I don't think it's foul play to mention "disadvantages" such as going through cancer, a disease of a loved one, or growing up poor in a county where the term evolution is used a harbinger of evil. The white space for the personal statement is there for that. If somethng is so critical for the development of your personality and character -- by all means, let it pour. What I think is wrong is to specifically label oneself "disadvantaged" on the application unless the fact is truly transparent. And by wrong I simply mean a bit unwise, which was I think highlighted by another poster on this thread who applied disadvantaged and had justifiable reasons for doing so. If you apply as "disadvantaged," your whole file better have an impressive list of grievances to fate, or you may be dismissed as a whiny little black/white/asian boy/girl/whatever. I know I would.
What I think is what I've lived, either directly or indirectly, and always through sensory experience. I think any other claim would be epistemologically absurd. But, maybe you have other ideas?
The upper middle-class thing: I don't know.
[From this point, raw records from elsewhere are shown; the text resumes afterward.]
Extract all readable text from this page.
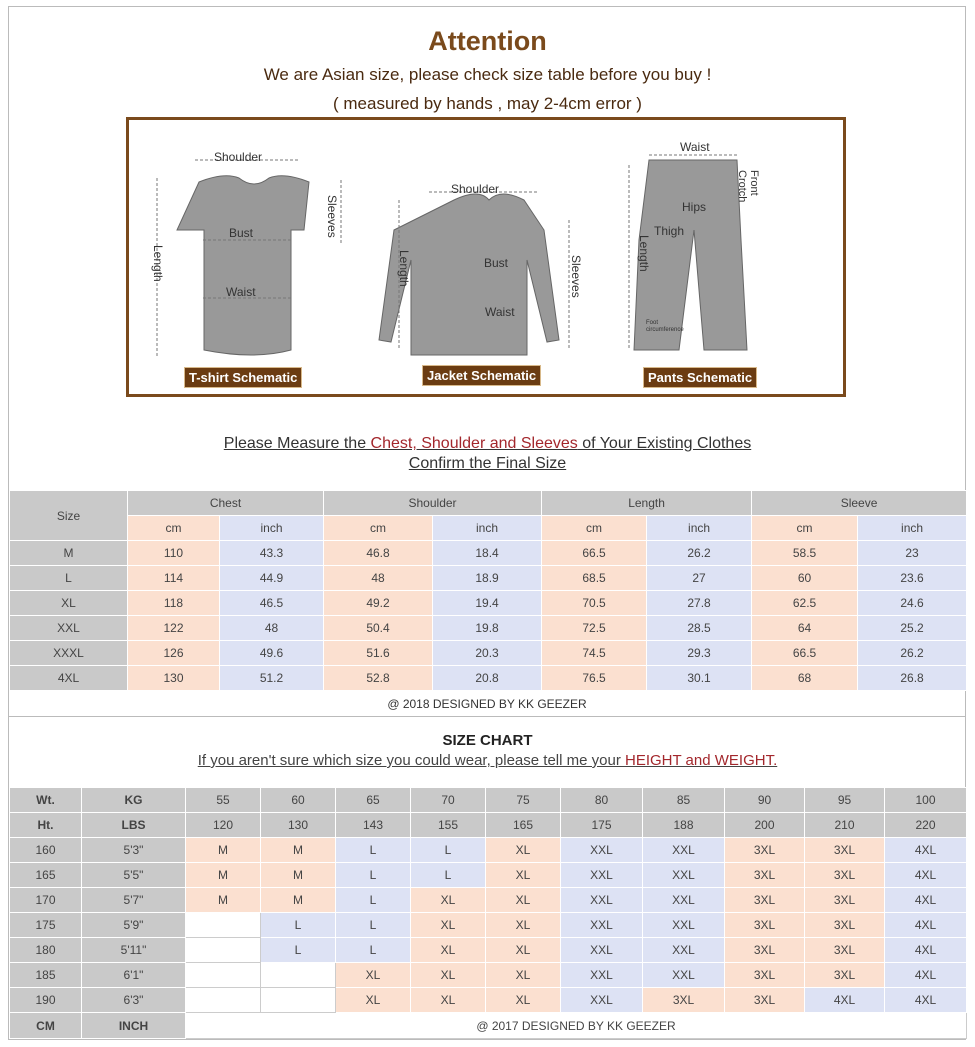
Attention
We are Asian size, please check size table before you buy !
( measured by hands , may 2-4cm error )
Shoulder
Bust
Waist
Length
Sleeves
T-shirt Schematic
Shoulder
Bust
Waist
Length	Sleeves
Jacket Schematic
Waist
Hips
Thigh
Length
Front Crotch
Foot circumference
Pants Schematic
Please Measure the Chest, Shoulder and Sleeves of Your Existing Clothes
Confirm the Final Size
Size	Chest		Shoulder		Length		Sleeve	
	cm	inch	cm	inch	cm	inch	cm	inch
M	110	43.3	46.8	18.4	66.5	26.2	58.5	23
L	114	44.9	48	18.9	68.5	27	60	23.6
XL	118	46.5	49.2	19.4	70.5	27.8	62.5	24.6
XXL	122	48	50.4	19.8	72.5	28.5	64	25.2
XXXL	126	49.6	51.6	20.3	74.5	29.3	66.5	26.2
4XL	130	51.2	52.8	20.8	76.5	30.1	68	26.8
@ 2018 DESIGNED BY KK GEEZER
SIZE CHART
If you aren't sure which size you could wear, please tell me your HEIGHT and WEIGHT.
Wt.	KG	55	60	65	70	75	80	85	90	95	100
Ht.	LBS	120	130	143	155	165	175	188	200	210	220
160	5'3"	M	M	L	L	XL	XXL	XXL	3XL	3XL	4XL
165	5'5"	M	M	L	L	XL	XXL	XXL	3XL	3XL	4XL
170	5'7"	M	M	L	XL	XL	XXL	XXL	3XL	3XL	4XL
175	5'9"		L	L	XL	XL	XXL	XXL	3XL	3XL	4XL
180	5'11"		L	L	XL	XL	XXL	XXL	3XL	3XL	4XL
185	6'1"			XL	XL	XL	XXL	XXL	3XL	3XL	4XL
190	6'3"			XL	XL	XL	XXL	3XL	3XL	4XL	4XL
CM	INCH	@ 2017 DESIGNED BY KK GEEZER									
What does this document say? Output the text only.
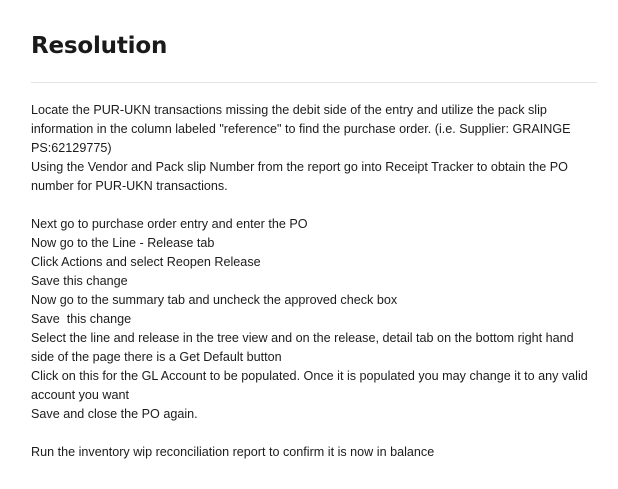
Resolution

Locate the PUR-UKN transactions missing the debit side of the entry and utilize the pack slip information in the column labeled "reference" to find the purchase order. (i.e. Supplier: GRAINGE PS:62129775)

Using the Vendor and Pack slip Number from the report go into Receipt Tracker to obtain the PO number for PUR-UKN transactions.

Next go to purchase order entry and enter the PO

Now go to the Line - Release tab

Click Actions and select Reopen Release

Save this change

Now go to the summary tab and uncheck the approved check box

Save  this change

Select the line and release in the tree view and on the release, detail tab on the bottom right hand side of the page there is a Get Default button

Click on this for the GL Account to be populated. Once it is populated you may change it to any valid account you want

Save and close the PO again.

Run the inventory wip reconciliation report to confirm it is now in balance
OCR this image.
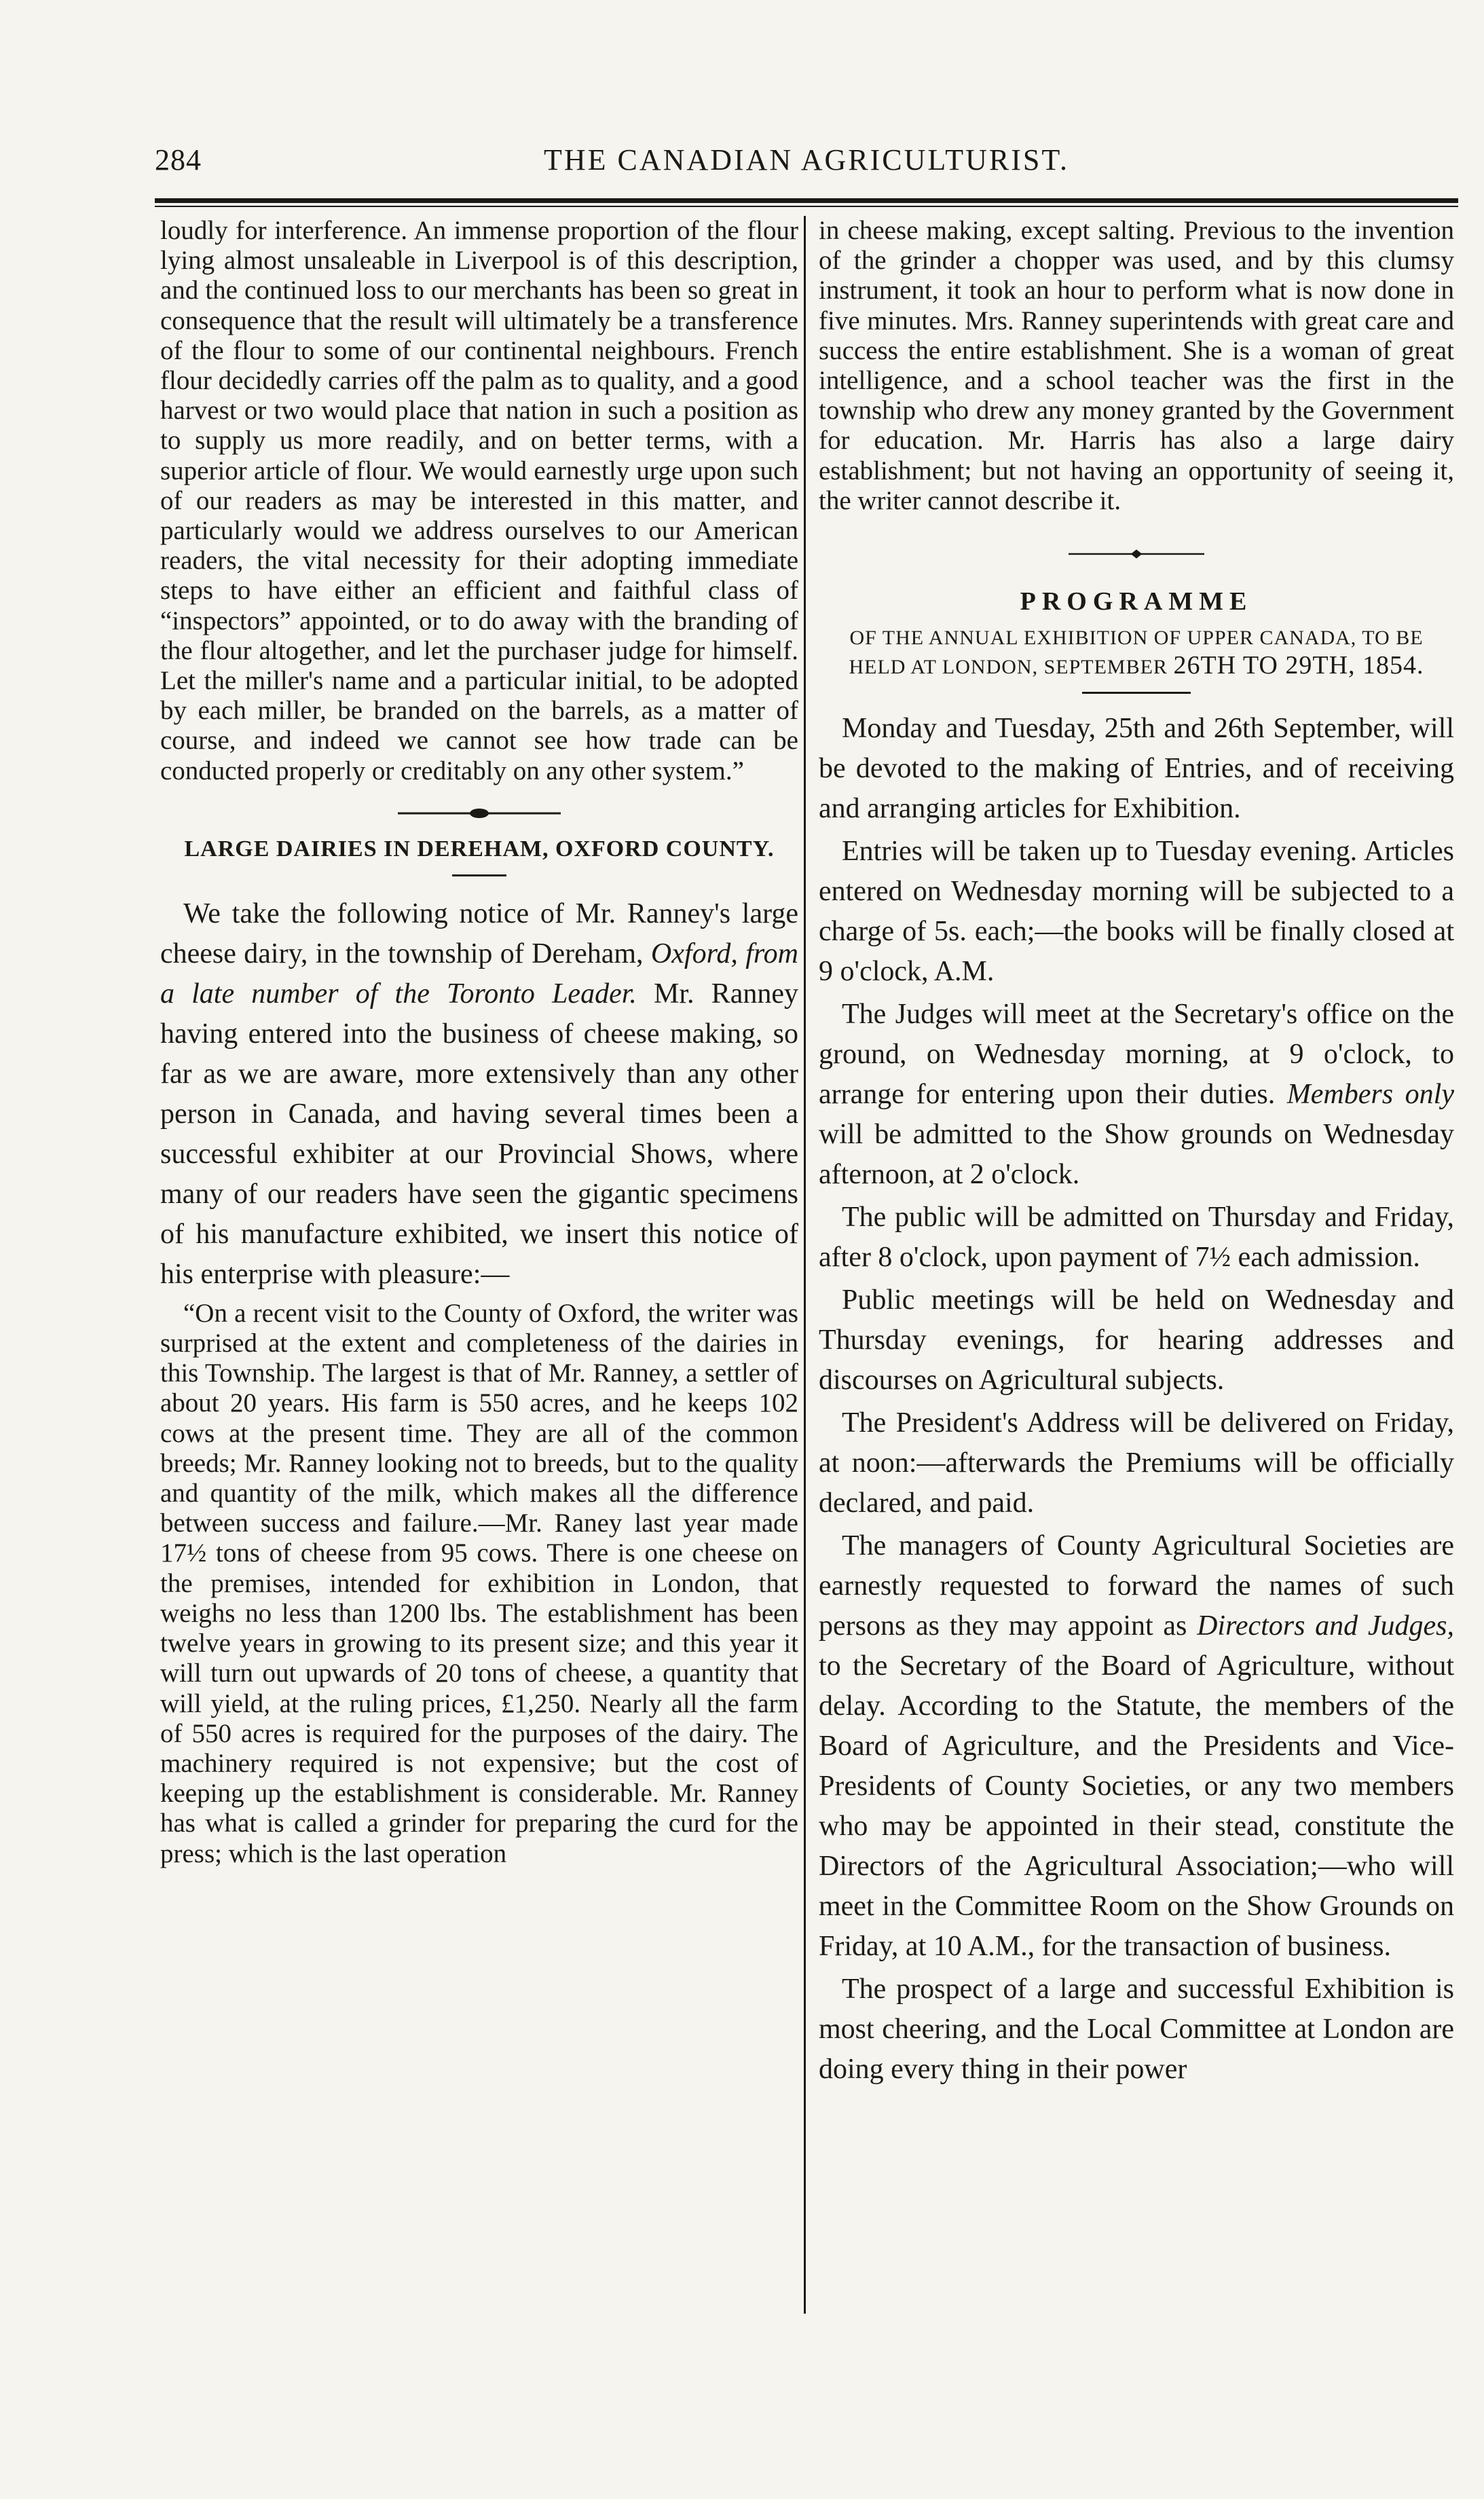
284	THE CANADIAN AGRICULTURIST.

loudly for interference. An immense proportion of the flour lying almost unsaleable in Liverpool is of this description, and the continued loss to our merchants has been so great in consequence that the result will ultimately be a transference of the flour to some of our continental neighbours. French flour decidedly carries off the palm as to quality, and a good harvest or two would place that nation in such a position as to supply us more readily, and on better terms, with a superior article of flour. We would earnestly urge upon such of our readers as may be interested in this matter, and particularly would we address ourselves to our American readers, the vital necessity for their adopting immediate steps to have either an efficient and faithful class of “inspectors” appointed, or to do away with the branding of the flour altogether, and let the purchaser judge for himself. Let the miller's name and a particular initial, to be adopted by each miller, be branded on the barrels, as a matter of course, and indeed we cannot see how trade can be conducted properly or creditably on any other system.”

LARGE DAIRIES IN DEREHAM, OXFORD COUNTY.

We take the following notice of Mr. Ranney's large cheese dairy, in the township of Dereham, Oxford, from a late number of the Toronto Leader. Mr. Ranney having entered into the business of cheese making, so far as we are aware, more extensively than any other person in Canada, and having several times been a successful exhibiter at our Provincial Shows, where many of our readers have seen the gigantic specimens of his manufacture exhibited, we insert this notice of his enterprise with pleasure:—

“On a recent visit to the County of Oxford, the writer was surprised at the extent and completeness of the dairies in this Township. The largest is that of Mr. Ranney, a settler of about 20 years. His farm is 550 acres, and he keeps 102 cows at the present time. They are all of the common breeds; Mr. Ranney looking not to breeds, but to the quality and quantity of the milk, which makes all the difference between success and failure.—Mr. Raney last year made 17½ tons of cheese from 95 cows. There is one cheese on the premises, intended for exhibition in London, that weighs no less than 1200 lbs. The establishment has been twelve years in growing to its present size; and this year it will turn out upwards of 20 tons of cheese, a quantity that will yield, at the ruling prices, £1,250. Nearly all the farm of 550 acres is required for the purposes of the dairy. The machinery required is not expensive; but the cost of keeping up the establishment is considerable. Mr. Ranney has what is called a grinder for preparing the curd for the press; which is the last operation

in cheese making, except salting. Previous to the invention of the grinder a chopper was used, and by this clumsy instrument, it took an hour to perform what is now done in five minutes. Mrs. Ranney superintends with great care and success the entire establishment. She is a woman of great intelligence, and a school teacher was the first in the township who drew any money granted by the Government for education. Mr. Harris has also a large dairy establishment; but not having an opportunity of seeing it, the writer cannot describe it.

PROGRAMME
OF THE ANNUAL EXHIBITION OF UPPER CANADA, TO BE HELD AT LONDON, SEPTEMBER 26TH TO 29TH, 1854.

Monday and Tuesday, 25th and 26th September, will be devoted to the making of Entries, and of receiving and arranging articles for Exhibition.

Entries will be taken up to Tuesday evening. Articles entered on Wednesday morning will be subjected to a charge of 5s. each;—the books will be finally closed at 9 o'clock, A.M.

The Judges will meet at the Secretary's office on the ground, on Wednesday morning, at 9 o'clock, to arrange for entering upon their duties. Members only will be admitted to the Show grounds on Wednesday afternoon, at 2 o'clock.

The public will be admitted on Thursday and Friday, after 8 o'clock, upon payment of 7½ each admission.

Public meetings will be held on Wednesday and Thursday evenings, for hearing addresses and discourses on Agricultural subjects.

The President's Address will be delivered on Friday, at noon:—afterwards the Premiums will be officially declared, and paid.

The managers of County Agricultural Societies are earnestly requested to forward the names of such persons as they may appoint as Directors and Judges, to the Secretary of the Board of Agriculture, without delay. According to the Statute, the members of the Board of Agriculture, and the Presidents and Vice-Presidents of County Societies, or any two members who may be appointed in their stead, constitute the Directors of the Agricultural Association;—who will meet in the Committee Room on the Show Grounds on Friday, at 10 A.M., for the transaction of business.

The prospect of a large and successful Exhibition is most cheering, and the Local Committee at London are doing every thing in their power
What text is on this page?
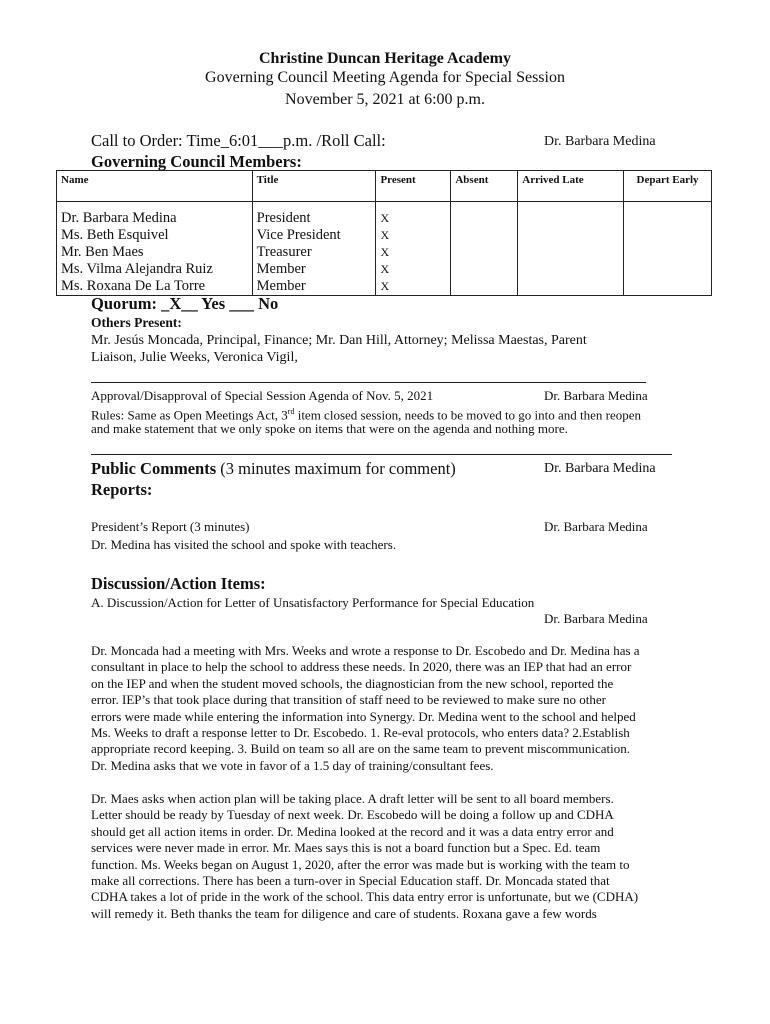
Christine Duncan Heritage Academy
Governing Council Meeting Agenda for Special Session
November 5, 2021 at 6:00 p.m.
Call to Order: Time_6:01___p.m. /Roll Call:	Dr. Barbara Medina
Governing Council Members:
Name	Title	Present	Absent	Arrived Late	Depart Early

Dr. Barbara Medina	President	X			
Ms. Beth Esquivel	Vice President	X			
Mr. Ben Maes	Treasurer	X			
Ms. Vilma Alejandra Ruiz	Member	X			
Ms. Roxana De La Torre	Member	X			
Quorum: _X__ Yes ___ No
Others Present:
Mr. Jesús Moncada, Principal, Finance; Mr. Dan Hill, Attorney; Melissa Maestas, Parent
Liaison, Julie Weeks, Veronica Vigil,
Approval/Disapproval of Special Session Agenda of Nov. 5, 2021	Dr. Barbara Medina
Rules: Same as Open Meetings Act, 3rd item closed session, needs to be moved to go into and then reopen
and make statement that we only spoke on items that were on the agenda and nothing more.
Public Comments (3 minutes maximum for comment)	Dr. Barbara Medina
Reports:
President’s Report (3 minutes)	Dr. Barbara Medina
Dr. Medina has visited the school and spoke with teachers.
Discussion/Action Items:
A. Discussion/Action for Letter of Unsatisfactory Performance for Special Education
Dr. Barbara Medina
Dr. Moncada had a meeting with Mrs. Weeks and wrote a response to Dr. Escobedo and Dr. Medina has a
consultant in place to help the school to address these needs. In 2020, there was an IEP that had an error
on the IEP and when the student moved schools, the diagnostician from the new school, reported the
error. IEP’s that took place during that transition of staff need to be reviewed to make sure no other
errors were made while entering the information into Synergy. Dr. Medina went to the school and helped
Ms. Weeks to draft a response letter to Dr. Escobedo. 1. Re-eval protocols, who enters data? 2.Establish
appropriate record keeping. 3. Build on team so all are on the same team to prevent miscommunication.
Dr. Medina asks that we vote in favor of a 1.5 day of training/consultant fees.
Dr. Maes asks when action plan will be taking place. A draft letter will be sent to all board members.
Letter should be ready by Tuesday of next week. Dr. Escobedo will be doing a follow up and CDHA
should get all action items in order. Dr. Medina looked at the record and it was a data entry error and
services were never made in error. Mr. Maes says this is not a board function but a Spec. Ed. team
function. Ms. Weeks began on August 1, 2020, after the error was made but is working with the team to
make all corrections. There has been a turn-over in Special Education staff. Dr. Moncada stated that
CDHA takes a lot of pride in the work of the school. This data entry error is unfortunate, but we (CDHA)
will remedy it. Beth thanks the team for diligence and care of students. Roxana gave a few words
I'd like to take a poll of how many parents of pre-meds can afford the premiums on their health insurance. I know quite a few who can't. Surely, these are anecdotal cases and don't make for a solid study, but... it's fodder for opinion.
And the rest of that list, too: "luxuries of connections, insider information, Kaplan, tutors, private schools, and most importantly, parents who have either directly been in competitive academic systems or at least know that they are key in their child's success." Very amusing.
I'm sorry, but that sounds like the whiny motto of someone who complains of "the rich white folk with all the advantages," although it seems you've had quite a bit of support to get this far.
By the way, for me those are: no, no, no, no, no, and a resounding no.
I have had one major advantage in my life: a $70,000 grant in the form of free public middle and high-school education. And so I'm not jealous of other people's successes, as I'm quite proud of my own.
As far as your interviews went; well, I hope they went well. If I were interviewing you, a self-labeled disadvantaged student, I'd certainly bring up your past too, but not because I'd particularly care about your past. Instead I'd wonder whether you'd fit in at the school, whether your personal characteristics merit acceptance, whether your application as "disadvantaged" is more than just living through poverty, or a minor chronic disease, or being a minority, or not being born here .... well, most things that matter very little.
Please keep in mind that I have not attacked you personally; I know very little about you, although I don't think we'd get along very well.
🙂 I still don't think you remember much of anything from when you were eight. I know I flayed my hand open with a knife while cutting an apple when I was six, but I don't quite remember this, although I have evidence of it on my hand. And I doubt your sister remembers much of anything about her mohawk, except maybe the hilarious stories of the incident often retold to her to "solidify her memory." Memory is fleeting but false memories are easily constructed.
I wonder what yours will be of this exchange. Ciao.